ELECTION RECOMMENDATIONS

Herald endorsement: Why we’re changing our choice in Florida House District 113 | Opinion

BY THE MIAMI HERALD EDITORIAL BOARD // UPDATED OCTOBER 25, 2024

The Herald Editorial Board previously endorsed Republican state Rep. Vicki Lopez for reelection in Florida House District 113 in November... Following a story published Thursday detailing how Lopez helped push a bill that benefited her family financially, we must rescind that support.

Lopez’s Democratic challenger, Jacqueline “Jackie” Gross-Kellogg, is now our choice in the district covering Key Biscayne, Brickell and parts of downtown Miami and Little Havana. Gross-Kellogg, 56, lives in Key Biscayne and is a program manager at the Marjory Stoneman Douglas Biscayne Nature Center.

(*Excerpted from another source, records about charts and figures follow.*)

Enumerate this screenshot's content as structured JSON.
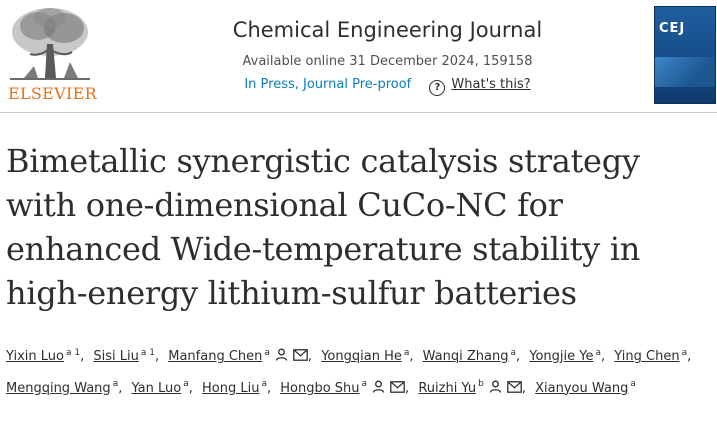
{
  "header": {
    "publisher": "ELSEVIER",
    "journal_title": "Chemical Engineering Journal",
    "available_online": "Available online 31 December 2024, 159158",
    "status": "In Press, Journal Pre-proof",
    "whats_this": "What's this?",
    "cover_label": "CEJ"
  },
  "article": {
    "title": "Bimetallic synergistic catalysis strategy with one-dimensional CuCo-NC for enhanced Wide-temperature stability in high-energy lithium-sulfur batteries"
  },
  "authors": [
    {
      "name": "Yixin Luo",
      "sup": "a 1",
      "person": false,
      "mail": false
    },
    {
      "name": "Sisi Liu",
      "sup": "a 1",
      "person": false,
      "mail": false
    },
    {
      "name": "Manfang Chen",
      "sup": "a",
      "person": true,
      "mail": true
    },
    {
      "name": "Yongqian He",
      "sup": "a",
      "person": false,
      "mail": false
    },
    {
      "name": "Wanqi Zhang",
      "sup": "a",
      "person": false,
      "mail": false
    },
    {
      "name": "Yongjie Ye",
      "sup": "a",
      "person": false,
      "mail": false
    },
    {
      "name": "Ying Chen",
      "sup": "a",
      "person": false,
      "mail": false
    },
    {
      "name": "Mengqing Wang",
      "sup": "a",
      "person": false,
      "mail": false
    },
    {
      "name": "Yan Luo",
      "sup": "a",
      "person": false,
      "mail": false
    },
    {
      "name": "Hong Liu",
      "sup": "a",
      "person": false,
      "mail": false
    },
    {
      "name": "Hongbo Shu",
      "sup": "a",
      "person": true,
      "mail": true
    },
    {
      "name": "Ruizhi Yu",
      "sup": "b",
      "person": true,
      "mail": true
    },
    {
      "name": "Xianyou Wang",
      "sup": "a",
      "person": false,
      "mail": false
    }
  ],
  "colors": {
    "publisher_orange": "#e9711c",
    "link_blue": "#0c7dbb",
    "text": "#2e2e2e",
    "cover_blue": "#164c89"
  }
}
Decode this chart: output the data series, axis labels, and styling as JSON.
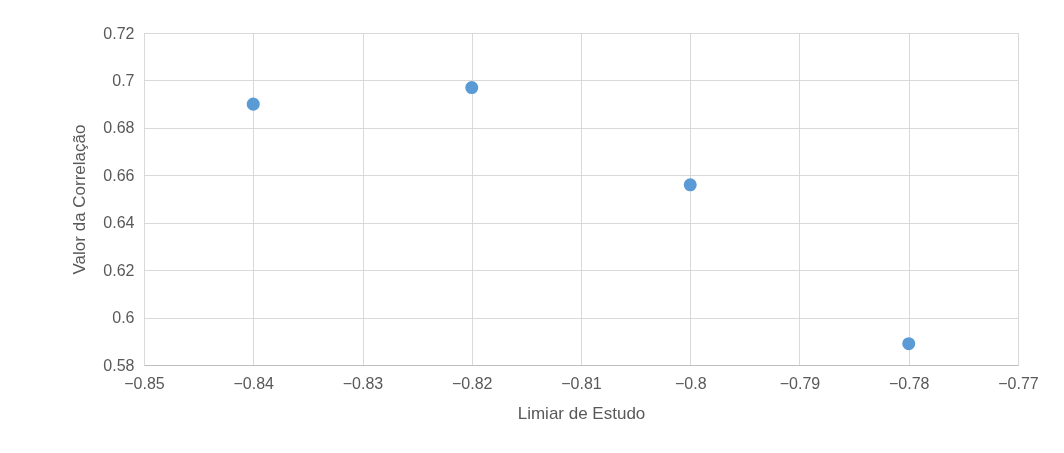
{
  "chart_data": {
    "type": "scatter",
    "xlabel": "Limiar de Estudo",
    "ylabel": "Valor da Correlação",
    "x": [
      -0.84,
      -0.82,
      -0.8,
      -0.78
    ],
    "series": [
      {
        "color": "#5b9bd5",
        "values": [
          0.69,
          0.697,
          0.656,
          0.589
        ]
      }
    ],
    "xlim": [
      -0.85,
      -0.77
    ],
    "xticks": [
      -0.85,
      -0.84,
      -0.83,
      -0.82,
      -0.81,
      -0.8,
      -0.79,
      -0.78,
      -0.77
    ],
    "ylim": [
      0.58,
      0.72
    ],
    "yticks": [
      0.58,
      0.6,
      0.62,
      0.64,
      0.66,
      0.68,
      0.7,
      0.72
    ],
    "grid": true,
    "marker": "circle",
    "legend": false
  }
}
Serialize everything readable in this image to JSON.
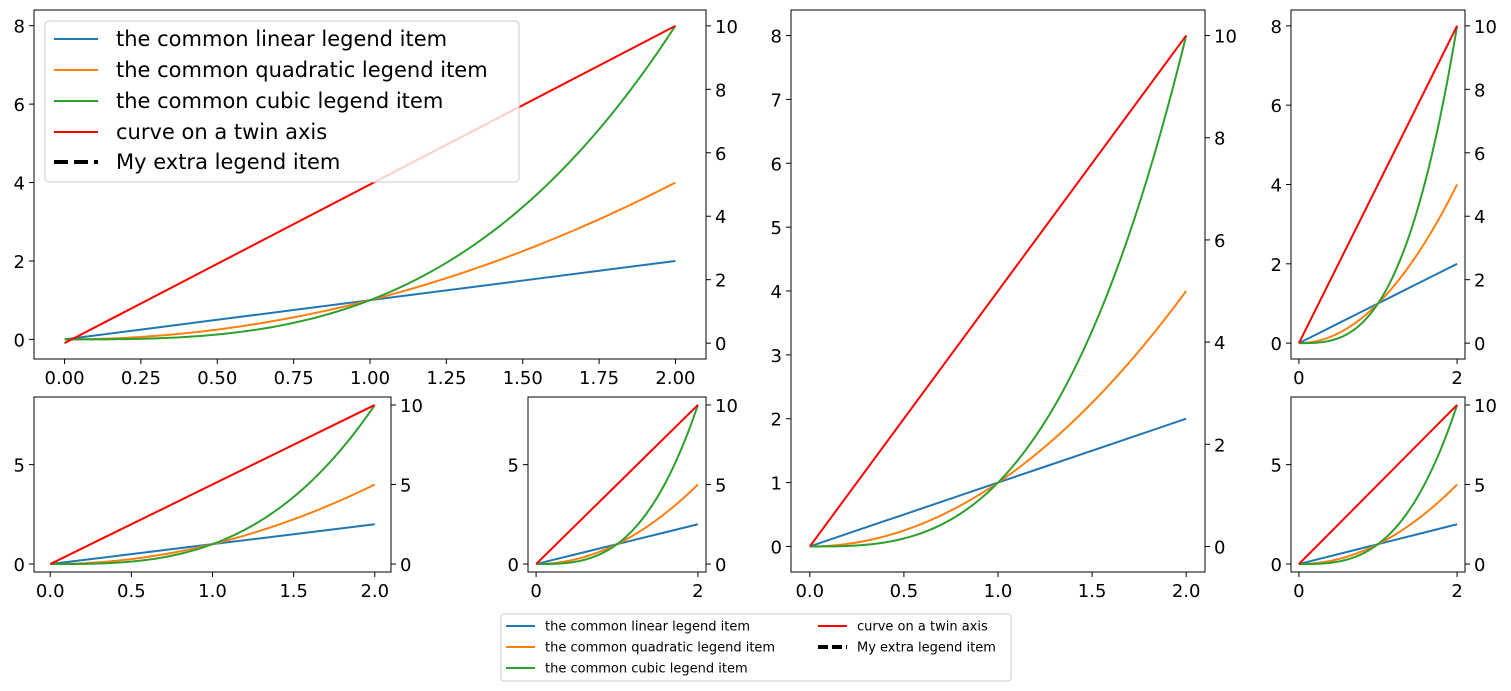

Although she’s not as well funded and high-profile as Lopez — the “condo queen” who sponsored much-needed condo safety laws after the 2021 Surfside building collapse — Gross-Kellogg’s platform aligns with a district where no-party-affiliation voters lead in registrations. In an interview with the Board, she spoke about her opposition to Gov. Ron DeSantis’ recent cuts to local arts and culture programs and laws that take power away from local governments to make their own decisions, tilting the scale in favor of developers and special interests.

Lopez, 66, has not been accused of any criminal wrongdoing, but the story by The Tributary, a Florida nonprofit investigative newsroom, and published in the Herald raises questions about how she’s used her office.

Soon after her 2022 election, Lopez co-sponsored a 2023 bill that allowed districts to use cameras to ticket drivers who failed to stop for school bus stop signs. Less than three months after the law went into effect, her, son Donny Wolfe III, became the school bus camera vendor BusPatrol’s new VP of government relations. The company, which has an agreement with Miami-Dade Public Schools, then hired Lopez’s former stepson.

Lopez told the Editorial Board she was not the main sponsor or drafter of HB 741 — she was one of 12 co-sponsors — and that her son’s hiring by BusPatrol was not related to the legislation.

Less than a week after her son’s hiring announcement, Lopez texted Democratic Rep. Angie Nixon, D-Jacksonville, asking Nixon to introduce the son to officials in the Duval County School District. Lopez said helping her son establish connections is “a normal thing for a parent.”

The next session, she voted for another bill that boosted companies like BusPatrol by allowing them to earn money for every citation issued. Two ethics experts told the Tributary that Lopez should have disclosed her vote would benefit a company employing her son. Lopez said that, after a Tributary reporter contacted her, she asked House counsel and was told there was no conflict of interest in her vote.

This is not Lopez’s first controversy. In the 1990s, she resigned from the Lee County Commission and went to prison under the federal “honest services” mail-fraud statute. Her sentence was commuted by then-President Bill Clinton and, 14 years later, vacated by the courts. She has said she was wrongfully convicted.

In 2011, Lopez worked with the Miami-based nonprofit Girls Advocacy Project when the Department of Juvenile Justice’s inspector general issued a report saying she spent money meant for girls in the juvenile system on personal expenses and falsified records. Then-Gov. Rick Scott’s chief inspector general decided not to investigate further and said the initial investigation drew conclusions without sufficient evidence, the Herald reported in 2012. Lopez said she didn’t misuse any charity dollars and the investigation was motivated by a personal vendetta.

Lopez’s legislative successes have served her constituents well, and she’s not charged with any crimes. But our job is to advise voters, and the accumulation of these issues is not a good look.

Gross-Kellogg has long been politically involved as the president of the Key Biscayne Democrat Club, former PTA president at Coral Gables High and founder of the nonprofit Friends of Gables High. She believes the state should help condo owners at risk of displacement from special assessments associated with the new condo laws and expensive homeowners’ insurance premiums. She’s a staunch supporter of abortion rights.

The Herald endorses JACQUELINE “JACKIE” GROSS-KELLOGG for Florida House District 113.